Luego, en silencio, paga el consumo y camina hasta la puerta, la empuja haciendo rechinar los goznes y se pierde entre las sombras, pateando una lata vacía de refresco, leyendo el titular de una hoja de periódico mecida por el viento.
En el fondo él es tan frágil y solitario como los monstruos que persigue.

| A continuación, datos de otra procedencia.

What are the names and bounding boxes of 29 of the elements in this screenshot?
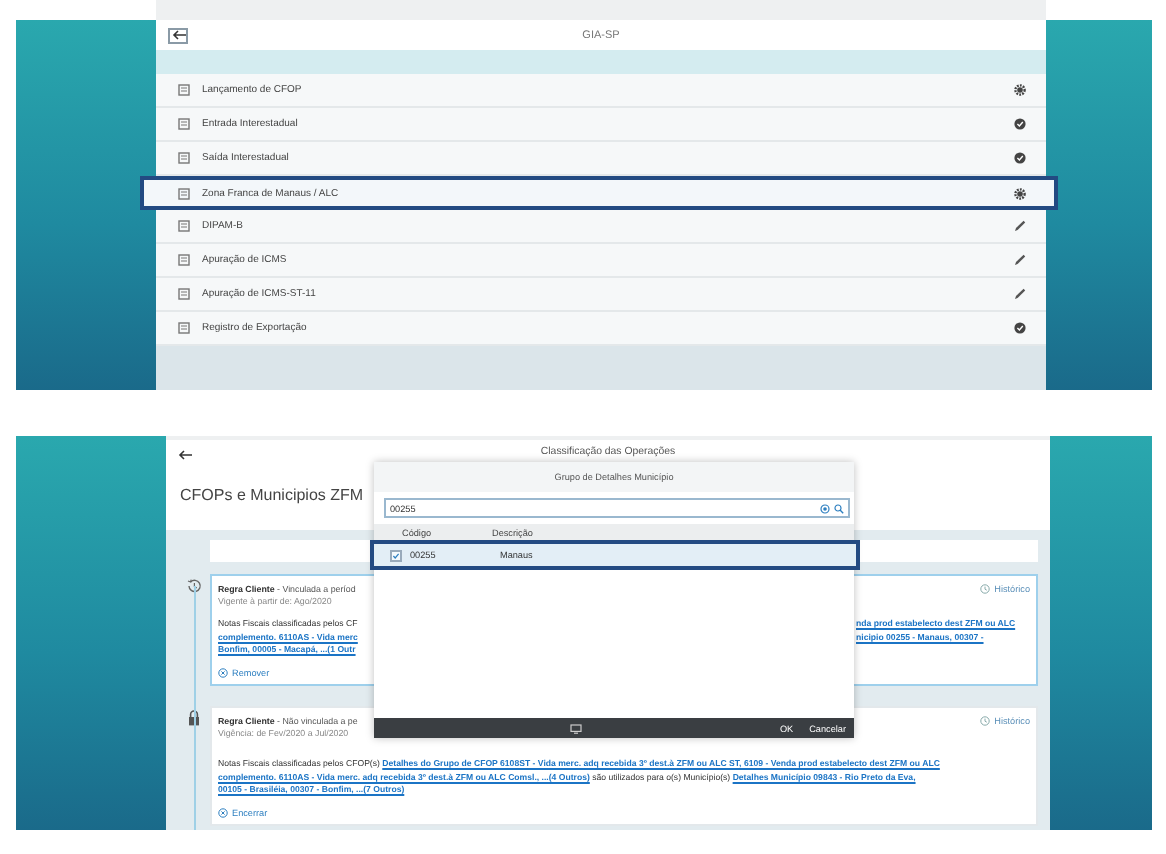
document-icon: [178, 118, 190, 130]
checkbox[interactable]: [390, 549, 402, 561]
settings-icon[interactable]: [1014, 187, 1026, 199]
screen-icon[interactable]: [570, 723, 582, 733]
check-icon[interactable]: [1014, 152, 1026, 164]
settings-icon[interactable]: [1014, 84, 1026, 96]
clear-icon[interactable]: [820, 503, 830, 513]
clock-icon: [980, 716, 991, 726]
lock-icon: [187, 710, 199, 726]
section-heading: CFOPs e Municipios ZFM: [180, 486, 364, 504]
document-icon: [178, 322, 190, 334]
search-icon[interactable]: [834, 503, 844, 513]
back-button[interactable]: [168, 27, 188, 43]
pencil-icon[interactable]: [1014, 288, 1026, 300]
check-icon[interactable]: [1014, 118, 1026, 130]
document-icon: [178, 152, 190, 164]
close-icon: [218, 668, 228, 678]
close-icon: [218, 808, 228, 818]
document-icon: [178, 220, 190, 232]
document-icon: [178, 254, 190, 266]
document-icon: [178, 187, 190, 199]
history-icon: [185, 578, 201, 594]
pencil-icon[interactable]: [1014, 220, 1026, 232]
clock-icon: [980, 584, 991, 594]
check-icon[interactable]: [1014, 322, 1026, 334]
document-icon: [178, 288, 190, 300]
pencil-icon[interactable]: [1014, 254, 1026, 266]
back-arrow-icon[interactable]: [178, 449, 192, 459]
document-icon: [178, 84, 190, 96]
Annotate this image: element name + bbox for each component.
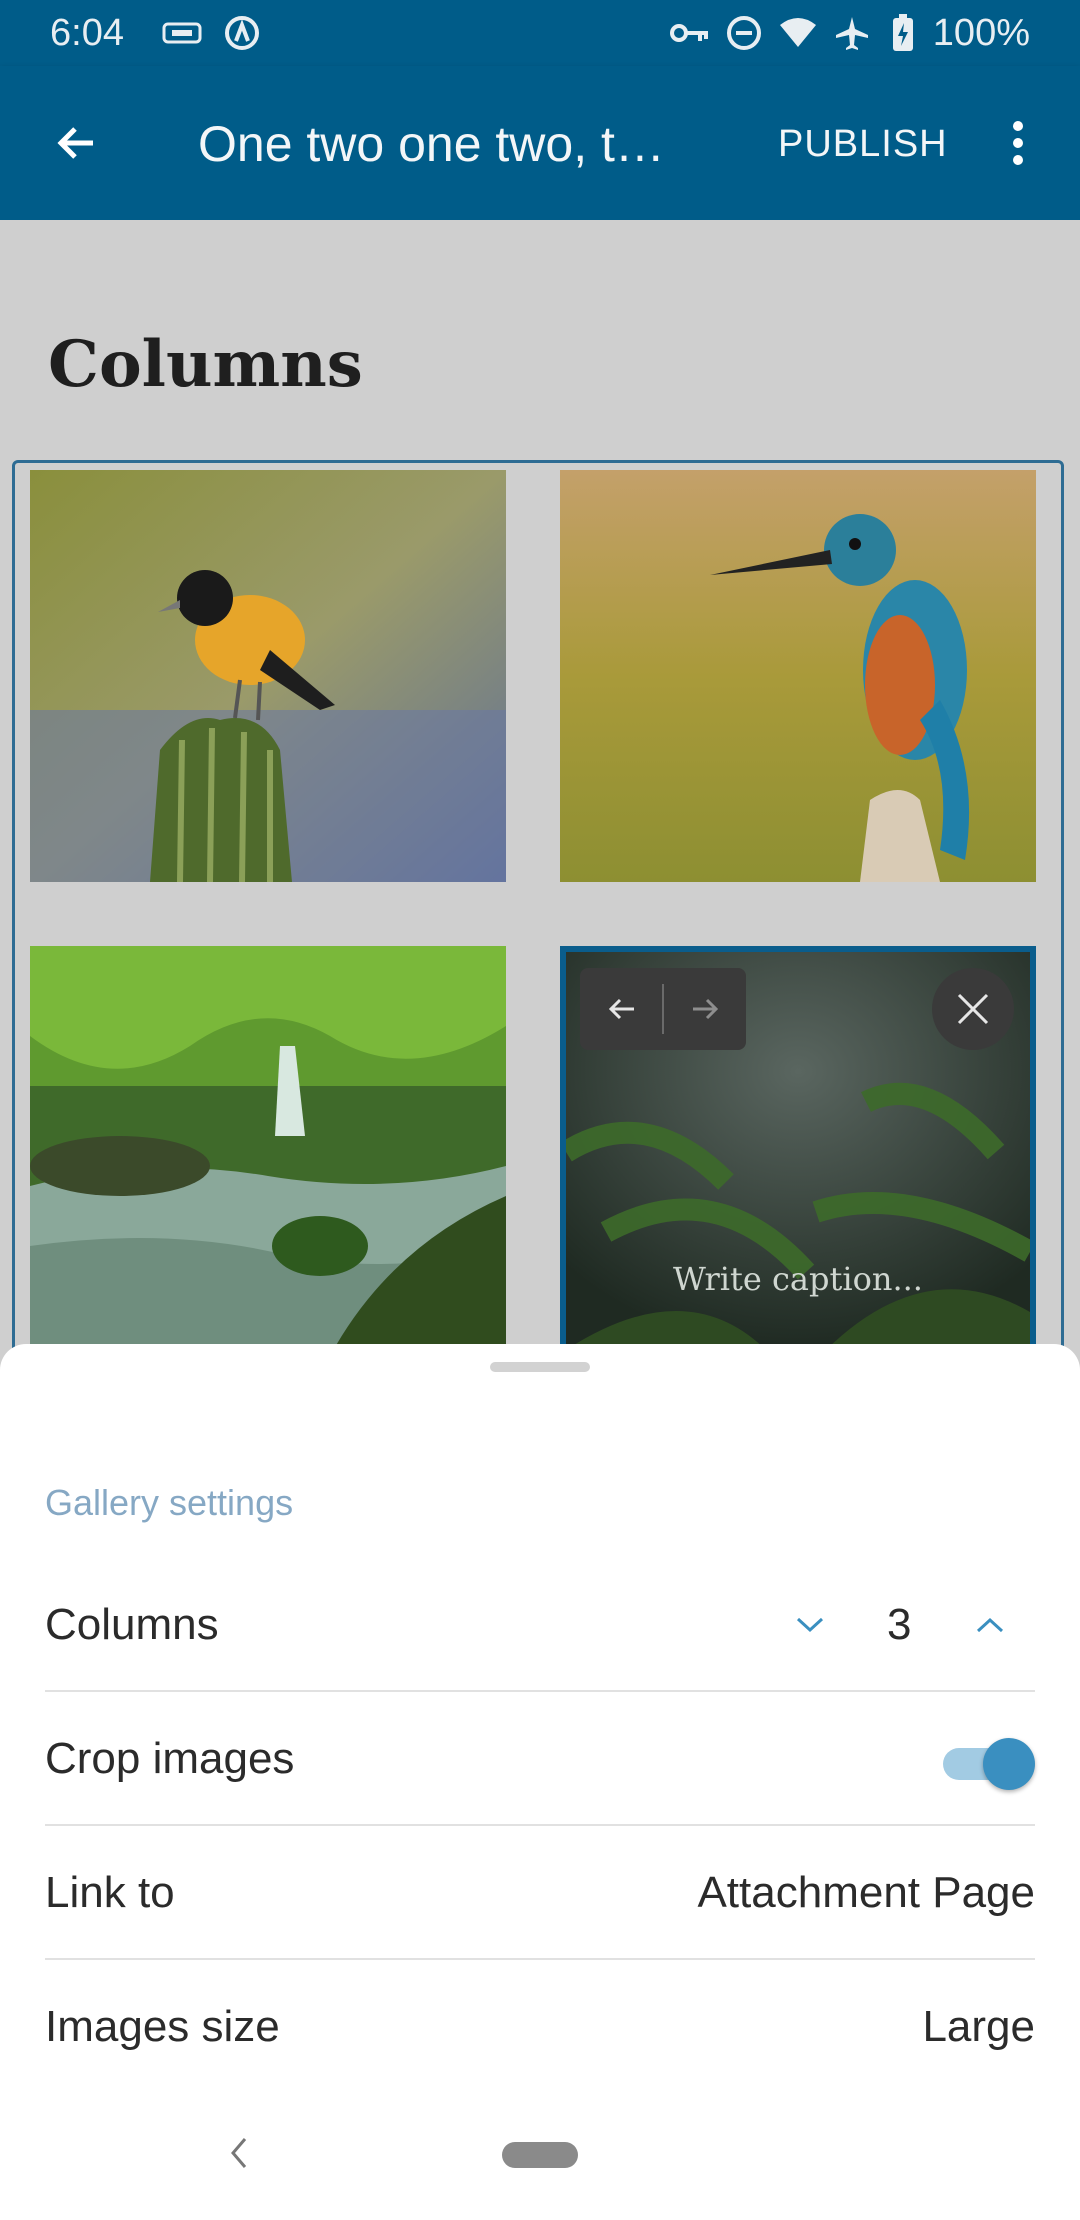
vpn-key-icon	[668, 12, 712, 54]
sync-icon	[220, 12, 264, 54]
arrow-right-icon	[692, 998, 718, 1020]
move-left-button[interactable]	[580, 968, 663, 1050]
nav-home-pill[interactable]	[502, 2142, 578, 2168]
link-to-value: Attachment Page	[697, 1868, 1035, 1917]
remove-image-button[interactable]	[932, 968, 1014, 1050]
heading-block[interactable]: Columns	[48, 325, 363, 405]
battery-percent: 100%	[932, 12, 1030, 54]
crop-images-toggle[interactable]	[937, 1730, 1037, 1790]
columns-increase-button[interactable]	[965, 1600, 1015, 1650]
images-size-value: Large	[922, 2002, 1035, 2051]
chevron-up-icon	[976, 1617, 1004, 1633]
editor-content: Columns Write caption...	[0, 220, 1080, 1360]
mover-divider	[662, 984, 664, 1034]
sheet-drag-handle[interactable]	[490, 1362, 590, 1372]
arrow-left-icon	[608, 998, 634, 1020]
setting-images-size[interactable]: Images size Large	[45, 1958, 1035, 2092]
chevron-down-icon	[796, 1617, 824, 1633]
status-bar: 6:04 100%	[0, 0, 1080, 66]
chevron-left-icon	[231, 2138, 247, 2168]
setting-columns: Columns 3	[45, 1556, 1035, 1692]
nav-back-button[interactable]	[214, 2128, 264, 2178]
publish-button[interactable]: PUBLISH	[778, 121, 948, 167]
setting-link-to[interactable]: Link to Attachment Page	[45, 1824, 1035, 1960]
dnd-icon	[722, 12, 766, 54]
system-nav-bar	[0, 2110, 1080, 2220]
more-vert-icon	[1013, 121, 1023, 165]
post-title: One two one two, t…	[198, 116, 665, 172]
setting-crop-images: Crop images	[45, 1690, 1035, 1826]
more-options-button[interactable]	[990, 110, 1046, 176]
caption-input[interactable]: Write caption...	[566, 1260, 1030, 1298]
columns-decrease-button[interactable]	[785, 1600, 835, 1650]
image-move-controls	[580, 968, 746, 1050]
back-button[interactable]	[40, 106, 114, 180]
wifi-icon	[776, 12, 820, 54]
gallery-image-bird-cactus[interactable]	[30, 470, 506, 882]
app-bar: One two one two, t… PUBLISH	[0, 66, 1080, 220]
gallery-image-ferns-selected[interactable]: Write caption...	[560, 946, 1036, 1356]
move-right-button[interactable]	[663, 968, 746, 1050]
columns-label: Columns	[45, 1600, 219, 1649]
sheet-title: Gallery settings	[45, 1482, 294, 1523]
sdcard-icon	[160, 12, 204, 54]
columns-value: 3	[887, 1600, 912, 1649]
images-size-label: Images size	[45, 2002, 280, 2051]
airplane-icon	[830, 12, 874, 54]
toggle-knob	[983, 1738, 1035, 1790]
close-icon	[957, 993, 989, 1025]
link-to-label: Link to	[45, 1868, 175, 1917]
arrow-back-icon	[57, 127, 93, 159]
gallery-image-waterfall[interactable]	[30, 946, 506, 1356]
status-time: 6:04	[50, 12, 124, 54]
gallery-image-kingfisher[interactable]	[560, 470, 1036, 882]
battery-charging-icon	[888, 12, 918, 54]
crop-images-label: Crop images	[45, 1734, 295, 1783]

Este detective ya no es el mismo de antes. El primero de todos, si dejamos de lado a Edipo Rey, es Auguste Dupin, creado por Edgar Allan Poe en su cuento ―los crímenes de la rue Morgue: un hombre elegante y lúcido que se mueve por los salones de la aristocracia. Es el modelo de Sherlock Holmes y Hércules Poirot, y el crimen es sobre todo un enigma que reta su enorme inteligencia. Estamos en la primera mitad del siglo XX. Son novelas de salón y el mayordomo es sumamente sospechoso. El cadáver estaba en el baño, afeitándose. Los parientes beben té y copas de jerez o Bristol Cream. La esposa del muerto está francamente nerviosa y responde con evasivas. El cuñado evoca los golpes en la puerta de Macbeth. La secretaria se repasa los labios de carmín y dice por tercera vez que a esa hora estaba con su marido. La solución del enigma llega de pronto a la mente del detective a través de un indicio, algo que desata una complicada álgebra mental, y al final todo está claro. Los criminales usan objetos refinados, dagas y estatuillas de jade, y su móvil, en ciertos casos, es poético, o filosófico: buscan el crimen perfecto. S.S. Van Dine utiliza con frecuencia el objeto escondido, mientras que Sax Rohmer inventa a un diabólico oriental, el doctor Fu-Manchú, cuya inteligencia está destinada al mal, padre de los malvados antagonistas del comic y el cine, desde Lex Luthor hasta el Doctor No.